Pria dengan lolipop itu mendekat, lalu dia menarik lolipopnya dengan tangan kiri lalu mengulurkan tangan kanannya dan menyambut tangan Joni dengan baik. "Perkenalkan, aku Tian."
"Aku Joni Pambudi," ucap Joni yang segera menggoyangkan tangan mereka yang bersalaman.
Momen langka, Tian tersenyum lebar dengan hal itu. Joni bahkan hingga mengerutkan dahinya, dia merasa istimewa dengan senyuman teman kecilnya itu.
Keduanya lalu pergi ke sebuah tempat makan, bisa dibilang kafe namun desain tempatnya sangat bersahabat dan tidak asing untuk warga desa itu.
Mereka memesan makan dengan menu yang berbeda, masing-masing dari mereka tidak begitu peduli dengan apa yang dimakan temannya, hanya memastikan kalau mereka sama-sama makan.
"Jadi … apa kamu kemari hanya untuk melamun di jembatan dan mengenang masa kecilmu?" tanya Joni yang telah meminum teh lemonnya terlebihdulu.
"Emm," sahut Tian hanya dengan kedua alis yang diangkat.
"Apa kamu mengenangku? Kamu merindukanku?" celetuk Joni terlalu percaya diri.
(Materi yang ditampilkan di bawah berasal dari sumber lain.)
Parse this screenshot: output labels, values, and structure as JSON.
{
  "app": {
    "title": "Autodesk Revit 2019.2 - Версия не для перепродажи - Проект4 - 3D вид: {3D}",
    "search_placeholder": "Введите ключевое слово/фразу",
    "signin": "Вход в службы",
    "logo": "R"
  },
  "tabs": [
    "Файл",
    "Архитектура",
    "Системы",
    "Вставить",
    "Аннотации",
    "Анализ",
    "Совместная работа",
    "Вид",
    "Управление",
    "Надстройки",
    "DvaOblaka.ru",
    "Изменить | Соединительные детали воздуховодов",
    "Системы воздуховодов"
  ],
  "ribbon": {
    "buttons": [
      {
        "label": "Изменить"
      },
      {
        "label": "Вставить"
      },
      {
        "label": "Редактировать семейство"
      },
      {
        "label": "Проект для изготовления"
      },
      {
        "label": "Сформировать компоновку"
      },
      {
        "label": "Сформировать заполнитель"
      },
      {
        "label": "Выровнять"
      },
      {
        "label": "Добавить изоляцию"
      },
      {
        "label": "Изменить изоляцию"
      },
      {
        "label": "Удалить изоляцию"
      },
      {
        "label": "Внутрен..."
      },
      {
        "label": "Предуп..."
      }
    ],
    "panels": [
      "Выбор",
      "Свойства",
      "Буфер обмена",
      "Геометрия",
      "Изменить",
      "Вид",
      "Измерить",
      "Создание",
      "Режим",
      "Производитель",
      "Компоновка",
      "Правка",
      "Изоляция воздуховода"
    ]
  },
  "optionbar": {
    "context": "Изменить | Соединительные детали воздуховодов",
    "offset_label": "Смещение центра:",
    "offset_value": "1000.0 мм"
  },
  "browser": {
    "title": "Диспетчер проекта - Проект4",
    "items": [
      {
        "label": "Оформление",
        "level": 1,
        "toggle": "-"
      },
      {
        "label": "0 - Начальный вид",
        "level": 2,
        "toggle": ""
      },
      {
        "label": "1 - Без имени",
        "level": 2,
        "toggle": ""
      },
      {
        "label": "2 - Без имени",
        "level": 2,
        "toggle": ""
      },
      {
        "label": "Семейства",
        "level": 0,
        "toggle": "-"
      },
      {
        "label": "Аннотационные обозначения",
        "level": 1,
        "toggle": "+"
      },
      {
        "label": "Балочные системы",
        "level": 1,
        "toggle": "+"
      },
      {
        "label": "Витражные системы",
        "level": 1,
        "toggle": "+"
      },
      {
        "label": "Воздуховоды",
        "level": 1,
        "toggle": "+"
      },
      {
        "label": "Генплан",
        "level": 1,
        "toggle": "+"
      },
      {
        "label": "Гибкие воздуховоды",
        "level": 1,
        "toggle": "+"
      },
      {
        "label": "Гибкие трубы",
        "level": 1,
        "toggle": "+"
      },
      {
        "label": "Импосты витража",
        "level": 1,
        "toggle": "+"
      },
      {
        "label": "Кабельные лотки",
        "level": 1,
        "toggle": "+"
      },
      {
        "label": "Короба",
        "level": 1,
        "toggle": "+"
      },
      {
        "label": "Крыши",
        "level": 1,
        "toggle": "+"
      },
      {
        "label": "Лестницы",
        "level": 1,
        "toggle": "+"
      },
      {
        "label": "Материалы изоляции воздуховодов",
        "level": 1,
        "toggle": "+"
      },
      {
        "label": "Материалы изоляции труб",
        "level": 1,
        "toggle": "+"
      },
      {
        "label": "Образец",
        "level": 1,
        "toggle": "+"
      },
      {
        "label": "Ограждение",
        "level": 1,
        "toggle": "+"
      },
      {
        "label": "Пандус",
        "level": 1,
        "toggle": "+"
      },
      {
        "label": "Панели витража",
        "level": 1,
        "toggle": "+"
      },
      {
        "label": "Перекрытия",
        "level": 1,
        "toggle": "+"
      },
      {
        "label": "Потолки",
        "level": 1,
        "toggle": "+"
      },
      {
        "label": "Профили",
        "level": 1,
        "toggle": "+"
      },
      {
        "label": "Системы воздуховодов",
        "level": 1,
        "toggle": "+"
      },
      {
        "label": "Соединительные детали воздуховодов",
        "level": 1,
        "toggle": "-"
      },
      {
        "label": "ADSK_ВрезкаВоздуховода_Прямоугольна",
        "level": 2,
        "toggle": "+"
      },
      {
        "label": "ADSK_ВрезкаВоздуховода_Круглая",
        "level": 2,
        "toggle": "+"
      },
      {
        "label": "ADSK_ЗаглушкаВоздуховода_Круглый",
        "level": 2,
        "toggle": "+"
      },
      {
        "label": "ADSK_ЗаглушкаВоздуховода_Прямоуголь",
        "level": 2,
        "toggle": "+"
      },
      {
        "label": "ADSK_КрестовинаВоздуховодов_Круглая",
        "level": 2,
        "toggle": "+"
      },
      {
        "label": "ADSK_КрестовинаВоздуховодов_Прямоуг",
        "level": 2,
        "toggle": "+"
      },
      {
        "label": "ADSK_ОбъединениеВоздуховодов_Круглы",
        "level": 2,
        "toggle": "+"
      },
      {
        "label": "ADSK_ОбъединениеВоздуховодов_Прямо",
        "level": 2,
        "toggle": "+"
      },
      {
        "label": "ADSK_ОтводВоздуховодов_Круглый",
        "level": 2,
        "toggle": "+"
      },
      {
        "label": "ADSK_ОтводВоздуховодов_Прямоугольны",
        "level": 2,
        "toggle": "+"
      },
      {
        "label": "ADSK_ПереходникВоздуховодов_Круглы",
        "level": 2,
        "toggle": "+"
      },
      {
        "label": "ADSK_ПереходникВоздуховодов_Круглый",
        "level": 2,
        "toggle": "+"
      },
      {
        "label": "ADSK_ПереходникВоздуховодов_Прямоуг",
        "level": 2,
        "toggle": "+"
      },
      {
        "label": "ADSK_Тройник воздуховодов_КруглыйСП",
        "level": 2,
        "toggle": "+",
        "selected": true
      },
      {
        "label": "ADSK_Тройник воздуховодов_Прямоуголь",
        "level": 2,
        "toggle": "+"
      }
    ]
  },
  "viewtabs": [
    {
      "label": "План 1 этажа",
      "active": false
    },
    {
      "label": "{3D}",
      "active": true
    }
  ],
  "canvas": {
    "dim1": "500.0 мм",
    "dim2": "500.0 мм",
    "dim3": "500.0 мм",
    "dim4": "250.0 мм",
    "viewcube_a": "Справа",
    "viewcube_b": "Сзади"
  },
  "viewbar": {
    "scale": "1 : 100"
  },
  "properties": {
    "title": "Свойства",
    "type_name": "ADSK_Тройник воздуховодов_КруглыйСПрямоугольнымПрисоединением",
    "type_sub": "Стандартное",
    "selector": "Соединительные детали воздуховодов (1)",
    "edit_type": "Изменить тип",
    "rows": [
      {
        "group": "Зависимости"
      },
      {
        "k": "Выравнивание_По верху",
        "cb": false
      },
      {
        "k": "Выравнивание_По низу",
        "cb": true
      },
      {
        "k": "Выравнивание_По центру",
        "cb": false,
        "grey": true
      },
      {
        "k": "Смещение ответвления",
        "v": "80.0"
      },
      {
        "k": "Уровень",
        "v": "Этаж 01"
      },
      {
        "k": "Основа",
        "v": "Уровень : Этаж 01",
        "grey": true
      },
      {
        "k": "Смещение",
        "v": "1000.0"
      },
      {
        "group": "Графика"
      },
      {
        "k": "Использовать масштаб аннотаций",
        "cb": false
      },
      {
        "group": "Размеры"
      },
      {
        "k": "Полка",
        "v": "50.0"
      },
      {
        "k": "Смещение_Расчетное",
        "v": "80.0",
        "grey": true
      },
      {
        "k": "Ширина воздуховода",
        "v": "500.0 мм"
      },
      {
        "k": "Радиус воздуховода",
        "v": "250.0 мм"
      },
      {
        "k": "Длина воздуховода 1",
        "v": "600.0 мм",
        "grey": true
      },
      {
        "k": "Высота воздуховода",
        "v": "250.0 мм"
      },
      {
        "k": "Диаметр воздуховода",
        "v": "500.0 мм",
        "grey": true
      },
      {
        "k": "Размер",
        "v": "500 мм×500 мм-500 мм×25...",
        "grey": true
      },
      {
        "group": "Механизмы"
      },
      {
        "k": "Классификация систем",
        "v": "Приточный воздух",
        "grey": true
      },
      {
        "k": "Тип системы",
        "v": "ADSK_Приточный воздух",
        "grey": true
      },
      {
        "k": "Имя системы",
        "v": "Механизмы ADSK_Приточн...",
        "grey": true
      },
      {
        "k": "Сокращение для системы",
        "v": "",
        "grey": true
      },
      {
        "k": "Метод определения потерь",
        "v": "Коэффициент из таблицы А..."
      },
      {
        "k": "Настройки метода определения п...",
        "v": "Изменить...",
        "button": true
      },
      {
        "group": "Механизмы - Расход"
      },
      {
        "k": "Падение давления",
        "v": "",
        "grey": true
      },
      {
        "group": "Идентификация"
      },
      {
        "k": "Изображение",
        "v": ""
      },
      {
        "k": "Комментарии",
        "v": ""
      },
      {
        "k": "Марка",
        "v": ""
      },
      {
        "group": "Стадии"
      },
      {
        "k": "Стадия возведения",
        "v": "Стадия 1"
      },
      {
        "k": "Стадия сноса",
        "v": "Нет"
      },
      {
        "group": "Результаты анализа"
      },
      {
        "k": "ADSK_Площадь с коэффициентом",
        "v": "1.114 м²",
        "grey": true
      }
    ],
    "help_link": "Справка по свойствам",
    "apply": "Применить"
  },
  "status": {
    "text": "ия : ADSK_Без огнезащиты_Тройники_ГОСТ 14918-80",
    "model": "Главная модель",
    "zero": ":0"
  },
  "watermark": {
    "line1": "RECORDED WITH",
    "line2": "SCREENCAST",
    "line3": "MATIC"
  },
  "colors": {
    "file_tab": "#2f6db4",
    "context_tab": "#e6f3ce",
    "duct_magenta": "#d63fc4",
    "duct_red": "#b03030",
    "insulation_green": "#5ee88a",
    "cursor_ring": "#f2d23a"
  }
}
"Aku mengenang ayah," jawab Tian lirih.
Joni seketika diam, dia mendadak kehilangan candaannya yang sebelumnya selalu siap untuk dilontarkan.
"Rasanya aneh sekali setelah melihat foto ayahku saat masih muda, kami nampak sama. Jadi aku sempat terpikir apakah aku juga akan mirip dengannya saat semakin dewasa kelak," tambah Tian dengan pandangannya yang terarah pada jalanan yang sepi.
"Eh kurasa ayahmu jauh lebih tampan darimu. Beliau juga ramah dan sering tersenyum, tidak sepertimu," ujar Joni yang membuat Tian menatapnya lekat. "Lihatlah dirimu … bagaimanapun kamu, ayahmu tetap terbaik."
Tian berdecak, namun dia tidak merespon lebih kalimat pria pirang itu.
Perhatian mereka lalu teralihkan pada menu makanan yang telah tiba. Aromanya membuat Joni sumringah, dia bahkan emnghirup aromanya dengan tarikan napas yang sangat panang.
"Makanlah dulu. Mengenai masa kecil, itu akan tetap ada di memorimu. Tidak perlu dikenang berlebihan, karena kuyakin ayahmupun masih mengingat dan menjagamu dari atas sana," uajr Joni yang segera memakan makanannya.
Joni tidak begitu menyukai pembahasan mengenai ayah Tian. Dia tahu kalau itu akan menjadi hal yang sangat menyakitkan untuk temannya itu. Ayahnya meninggal saat Tian masih duduk di kelas dua sekolah dasar. Sebuah kenangan yang pasti tidak akan dapat dilupakan oleh Tian.
Bocah yang sejak kecil memang hemat suara itu tidak pernah menangis sedikitpun walau berlahi dengan teman-temannya, namun Tian menjadi sangat emosional saat kepergian ayahnya itu. Hal itulah yang tidak ingin kembali dilihat oleh Joni, terlebih kini keduanya sudah mulai memasuki usia dewasa yang bisa saja dapat membuat Tian merasa malu atau semacamnya.